For the full yardstick reference and the canonical tidymodels scoring API, see the yardstick documentation for rsq_trad.

FAQ

Why does rsq_trad() return a negative number?

A negative rsq_trad() means the residual sum of squares is larger than the total sum of squares, so the predictions are worse than always guessing the mean of the truth. The number quantifies how badly the model loses to that baseline, where -1 means residuals carry twice the variance of the outcome itself. Treat it as a calibration alarm, not a software error.

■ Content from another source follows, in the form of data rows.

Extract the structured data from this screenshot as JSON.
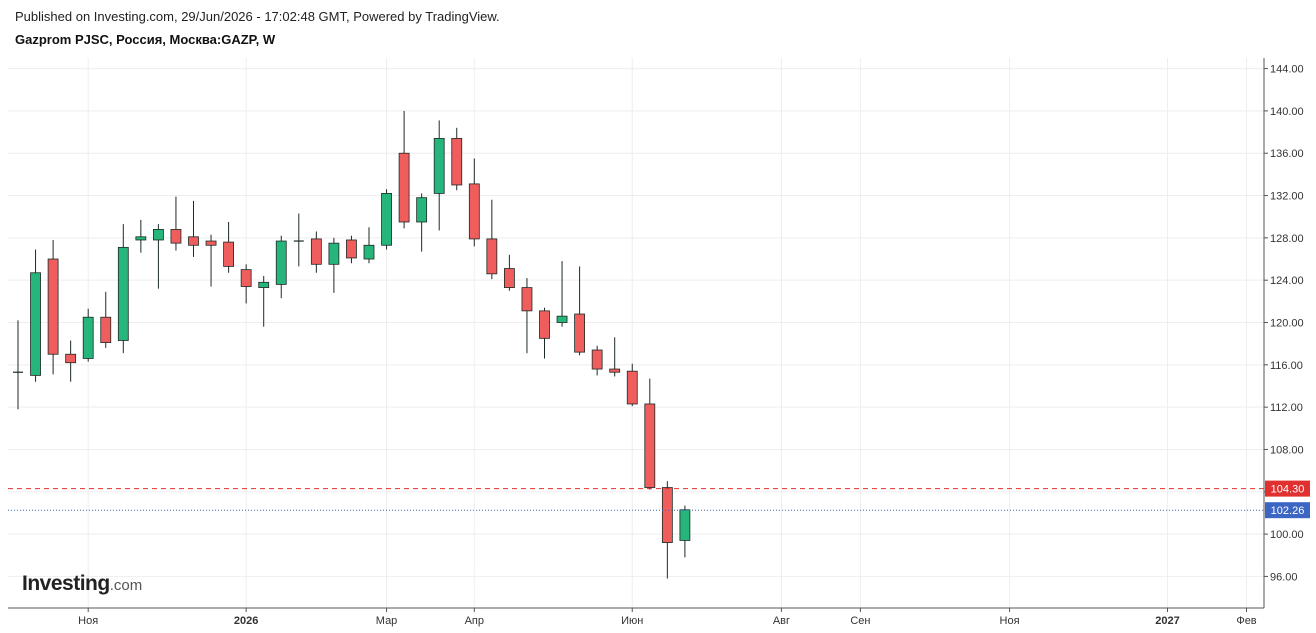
{
  "header": {
    "published": "Published on Investing.com, 29/Jun/2026 - 17:02:48 GMT, Powered by TradingView.",
    "symbol": "Gazprom PJSC, Россия, Москва:GAZP, W"
  },
  "logo": {
    "brand": "Investing",
    "domain": ".com"
  },
  "colors": {
    "up": "#26b57a",
    "down": "#f05d5d",
    "wick": "#1d2a26",
    "grid": "#eeeeee",
    "axis": "#555555",
    "alert_line": "#e03030",
    "price_line": "#3b66c4"
  },
  "chart_data": {
    "type": "candlestick",
    "timeframe": "W",
    "ylim": [
      93,
      145
    ],
    "y_ticks": [
      96,
      100,
      104,
      108,
      112,
      116,
      120,
      124,
      128,
      132,
      136,
      140,
      144
    ],
    "y_tick_labels": [
      "96.00",
      "100.00",
      "104.00",
      "108.00",
      "112.00",
      "116.00",
      "120.00",
      "124.00",
      "128.00",
      "132.00",
      "136.00",
      "140.00",
      "144.00"
    ],
    "x_labels": [
      {
        "label": "Ноя",
        "week": 4,
        "bold": false
      },
      {
        "label": "2026",
        "week": 13,
        "bold": true
      },
      {
        "label": "Мар",
        "week": 21,
        "bold": false
      },
      {
        "label": "Апр",
        "week": 26,
        "bold": false
      },
      {
        "label": "Июн",
        "week": 35,
        "bold": false
      },
      {
        "label": "Авг",
        "week": 43.5,
        "bold": false
      },
      {
        "label": "Сен",
        "week": 48,
        "bold": false
      },
      {
        "label": "Ноя",
        "week": 56.5,
        "bold": false
      },
      {
        "label": "2027",
        "week": 65.5,
        "bold": true
      },
      {
        "label": "Фев",
        "week": 70,
        "bold": false
      }
    ],
    "candles": [
      {
        "o": 115.3,
        "h": 120.2,
        "l": 111.8,
        "c": 115.3
      },
      {
        "o": 115.0,
        "h": 126.9,
        "l": 114.4,
        "c": 124.7
      },
      {
        "o": 126.0,
        "h": 127.8,
        "l": 115.1,
        "c": 117.0
      },
      {
        "o": 117.0,
        "h": 118.3,
        "l": 114.4,
        "c": 116.2
      },
      {
        "o": 116.6,
        "h": 121.3,
        "l": 116.3,
        "c": 120.5
      },
      {
        "o": 120.5,
        "h": 122.9,
        "l": 117.6,
        "c": 118.1
      },
      {
        "o": 118.3,
        "h": 129.3,
        "l": 117.1,
        "c": 127.1
      },
      {
        "o": 127.8,
        "h": 129.7,
        "l": 126.6,
        "c": 128.1
      },
      {
        "o": 127.8,
        "h": 129.3,
        "l": 123.2,
        "c": 128.8
      },
      {
        "o": 128.8,
        "h": 131.9,
        "l": 126.8,
        "c": 127.5
      },
      {
        "o": 128.1,
        "h": 131.5,
        "l": 126.2,
        "c": 127.3
      },
      {
        "o": 127.7,
        "h": 128.3,
        "l": 123.4,
        "c": 127.3
      },
      {
        "o": 127.6,
        "h": 129.5,
        "l": 124.7,
        "c": 125.3
      },
      {
        "o": 125.0,
        "h": 125.5,
        "l": 121.8,
        "c": 123.4
      },
      {
        "o": 123.3,
        "h": 124.4,
        "l": 119.6,
        "c": 123.8
      },
      {
        "o": 123.6,
        "h": 128.2,
        "l": 122.3,
        "c": 127.7
      },
      {
        "o": 127.6,
        "h": 130.3,
        "l": 125.3,
        "c": 127.7
      },
      {
        "o": 127.9,
        "h": 128.6,
        "l": 124.7,
        "c": 125.5
      },
      {
        "o": 125.5,
        "h": 128.0,
        "l": 122.8,
        "c": 127.5
      },
      {
        "o": 127.8,
        "h": 128.2,
        "l": 125.6,
        "c": 126.1
      },
      {
        "o": 126.0,
        "h": 129.0,
        "l": 125.6,
        "c": 127.3
      },
      {
        "o": 127.3,
        "h": 132.6,
        "l": 126.9,
        "c": 132.2
      },
      {
        "o": 136.0,
        "h": 140.0,
        "l": 128.9,
        "c": 129.5
      },
      {
        "o": 129.5,
        "h": 132.2,
        "l": 126.7,
        "c": 131.8
      },
      {
        "o": 132.2,
        "h": 139.1,
        "l": 128.7,
        "c": 137.4
      },
      {
        "o": 137.4,
        "h": 138.4,
        "l": 132.5,
        "c": 133.0
      },
      {
        "o": 133.1,
        "h": 135.5,
        "l": 127.2,
        "c": 127.9
      },
      {
        "o": 127.9,
        "h": 131.6,
        "l": 124.1,
        "c": 124.6
      },
      {
        "o": 125.1,
        "h": 126.4,
        "l": 123.0,
        "c": 123.3
      },
      {
        "o": 123.3,
        "h": 124.2,
        "l": 117.1,
        "c": 121.1
      },
      {
        "o": 121.1,
        "h": 121.4,
        "l": 116.6,
        "c": 118.5
      },
      {
        "o": 120.0,
        "h": 125.8,
        "l": 119.6,
        "c": 120.6
      },
      {
        "o": 120.8,
        "h": 125.3,
        "l": 116.9,
        "c": 117.2
      },
      {
        "o": 117.4,
        "h": 117.8,
        "l": 115.0,
        "c": 115.6
      },
      {
        "o": 115.6,
        "h": 118.6,
        "l": 114.9,
        "c": 115.3
      },
      {
        "o": 115.4,
        "h": 116.1,
        "l": 112.1,
        "c": 112.3
      },
      {
        "o": 112.3,
        "h": 114.7,
        "l": 104.2,
        "c": 104.4
      },
      {
        "o": 104.4,
        "h": 105.0,
        "l": 95.8,
        "c": 99.2
      },
      {
        "o": 99.4,
        "h": 102.7,
        "l": 97.8,
        "c": 102.3
      }
    ],
    "hlines": [
      {
        "value": 104.3,
        "label": "104.30",
        "style": "dashed",
        "color": "#e03030"
      },
      {
        "value": 102.26,
        "label": "102.26",
        "style": "dotted",
        "color": "#3b66c4"
      }
    ]
  }
}
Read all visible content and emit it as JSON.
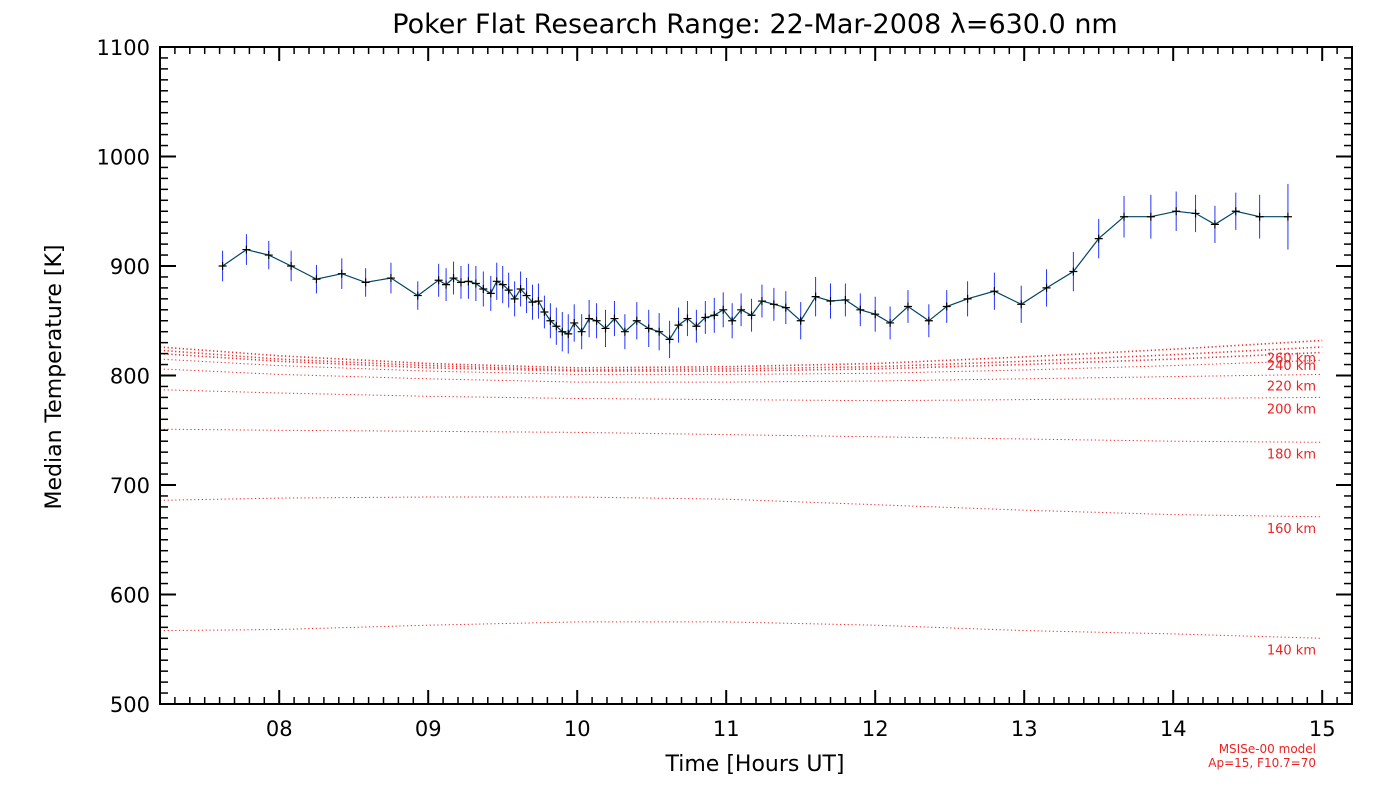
{
  "chart_data": {
    "type": "line",
    "title": "Poker Flat Research Range: 22-Mar-2008 λ=630.0 nm",
    "xlabel": "Time [Hours UT]",
    "ylabel": "Median Temperature [K]",
    "xlim": [
      7.2,
      15.2
    ],
    "ylim": [
      500,
      1100
    ],
    "xticks": [
      8,
      9,
      10,
      11,
      12,
      13,
      14,
      15
    ],
    "xtick_labels": [
      "08",
      "09",
      "10",
      "11",
      "12",
      "13",
      "14",
      "15"
    ],
    "yticks": [
      500,
      600,
      700,
      800,
      900,
      1000,
      1100
    ],
    "ytick_labels": [
      "500",
      "600",
      "700",
      "800",
      "900",
      "1000",
      "1100"
    ],
    "grid": false,
    "colors": {
      "line": "#004466",
      "error_bar": "#2233ff",
      "marker": "#000000",
      "model": "#ee2222"
    },
    "series": [
      {
        "x": [
          7.62,
          7.78,
          7.93,
          8.08,
          8.25,
          8.42,
          8.58,
          8.75,
          8.93,
          9.07,
          9.12,
          9.17,
          9.22,
          9.27,
          9.32,
          9.37,
          9.42,
          9.46,
          9.5,
          9.54,
          9.58,
          9.62,
          9.66,
          9.7,
          9.74,
          9.78,
          9.82,
          9.86,
          9.9,
          9.94,
          9.98,
          10.03,
          10.08,
          10.13,
          10.19,
          10.25,
          10.32,
          10.4,
          10.48,
          10.55,
          10.62,
          10.68,
          10.74,
          10.8,
          10.86,
          10.92,
          10.98,
          11.04,
          11.1,
          11.17,
          11.24,
          11.32,
          11.4,
          11.5,
          11.6,
          11.7,
          11.8,
          11.9,
          12.0,
          12.1,
          12.22,
          12.36,
          12.48,
          12.62,
          12.8,
          12.98,
          13.15,
          13.33,
          13.5,
          13.67,
          13.85,
          14.02,
          14.15,
          14.28,
          14.42,
          14.58,
          14.77
        ],
        "y": [
          900,
          915,
          910,
          900,
          888,
          893,
          885,
          889,
          873,
          887,
          883,
          889,
          885,
          886,
          884,
          879,
          875,
          886,
          883,
          878,
          870,
          879,
          873,
          867,
          868,
          858,
          850,
          845,
          840,
          838,
          848,
          840,
          852,
          850,
          843,
          852,
          840,
          850,
          843,
          840,
          833,
          846,
          852,
          845,
          853,
          855,
          860,
          850,
          860,
          855,
          868,
          865,
          862,
          850,
          872,
          868,
          869,
          860,
          856,
          848,
          863,
          850,
          863,
          870,
          877,
          865,
          880,
          895,
          925,
          945,
          945,
          950,
          948,
          938,
          950,
          945,
          945
        ],
        "err": [
          14,
          14,
          13,
          14,
          13,
          14,
          13,
          14,
          13,
          15,
          15,
          15,
          15,
          16,
          16,
          16,
          16,
          17,
          17,
          16,
          16,
          16,
          16,
          16,
          16,
          15,
          16,
          17,
          18,
          18,
          17,
          16,
          17,
          16,
          17,
          16,
          16,
          17,
          17,
          17,
          17,
          16,
          16,
          15,
          15,
          16,
          16,
          16,
          15,
          15,
          15,
          15,
          15,
          17,
          18,
          16,
          15,
          15,
          16,
          15,
          15,
          15,
          15,
          16,
          17,
          17,
          17,
          18,
          18,
          19,
          20,
          18,
          17,
          17,
          17,
          20,
          30
        ]
      }
    ],
    "model_curves": [
      {
        "label": "140 km",
        "x": [
          7.2,
          8.0,
          9.0,
          10.0,
          11.0,
          12.0,
          13.0,
          14.0,
          15.0
        ],
        "y": [
          567,
          568,
          572,
          575,
          575,
          572,
          567,
          564,
          560
        ]
      },
      {
        "label": "160 km",
        "x": [
          7.2,
          8.0,
          9.0,
          10.0,
          11.0,
          12.0,
          13.0,
          14.0,
          15.0
        ],
        "y": [
          686,
          688,
          689,
          689,
          687,
          682,
          677,
          673,
          671
        ]
      },
      {
        "label": "180 km",
        "x": [
          7.2,
          8.0,
          9.0,
          10.0,
          11.0,
          12.0,
          13.0,
          14.0,
          15.0
        ],
        "y": [
          751,
          750,
          749,
          748,
          746,
          744,
          742,
          740,
          739
        ]
      },
      {
        "label": "200 km",
        "x": [
          7.2,
          8.0,
          9.0,
          10.0,
          11.0,
          12.0,
          13.0,
          14.0,
          15.0
        ],
        "y": [
          787,
          784,
          781,
          779,
          778,
          777,
          778,
          779,
          780
        ]
      },
      {
        "label": "220 km",
        "x": [
          7.2,
          8.0,
          9.0,
          10.0,
          11.0,
          12.0,
          13.0,
          14.0,
          15.0
        ],
        "y": [
          806,
          801,
          797,
          794,
          794,
          795,
          797,
          799,
          801
        ]
      },
      {
        "label": "240 km",
        "x": [
          7.2,
          8.0,
          9.0,
          10.0,
          11.0,
          12.0,
          13.0,
          14.0,
          15.0
        ],
        "y": [
          815,
          809,
          804,
          801,
          801,
          802,
          805,
          809,
          814
        ]
      },
      {
        "label": "260 km",
        "x": [
          7.2,
          8.0,
          9.0,
          10.0,
          11.0,
          12.0,
          13.0,
          14.0,
          15.0
        ],
        "y": [
          820,
          813,
          807,
          804,
          804,
          806,
          810,
          815,
          821
        ]
      },
      {
        "label": "",
        "x": [
          7.2,
          8.0,
          9.0,
          10.0,
          11.0,
          12.0,
          13.0,
          14.0,
          15.0
        ],
        "y": [
          823,
          815,
          809,
          805,
          806,
          808,
          813,
          819,
          826
        ]
      },
      {
        "label": "",
        "x": [
          7.2,
          8.0,
          9.0,
          10.0,
          11.0,
          12.0,
          13.0,
          14.0,
          15.0
        ],
        "y": [
          826,
          818,
          811,
          807,
          808,
          811,
          817,
          824,
          832
        ]
      }
    ],
    "model_note": [
      "MSISe-00 model",
      "Ap=15, F10.7=70"
    ]
  }
}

When should I use rsq_trad() instead of rsq()?

Use rsq_trad() whenever bias or scale should count against the score. The traditional formula 1 - SSE / SST punishes predictions that are systematically high, low, or on a different scale, so it is the right default on held-out predictions, regularised models, and external forecasts. Reach for rsq() only when shape alone matters and a constant offset is acceptable.

Does rsq_trad() match summary(lm())$r.squared on training data?

Yes, exactly, provided the model has an intercept and you score on the training rows the model was fitted to. On any other data the equality breaks because the OLS identity that makes rsq() and rsq_trad() coincide no longer holds. That is why yardstick separates the two: held-out scoring needs the honest formula.

Can rsq_trad() handle missing values in truth or estimate?

Yes. By default na_rm = TRUE, so any row with NA in either column is dropped before scoring. Set na_rm = FALSE if you want the function to error rather than silently shrink the sample. The same toggle applies to rsq_trad_vec().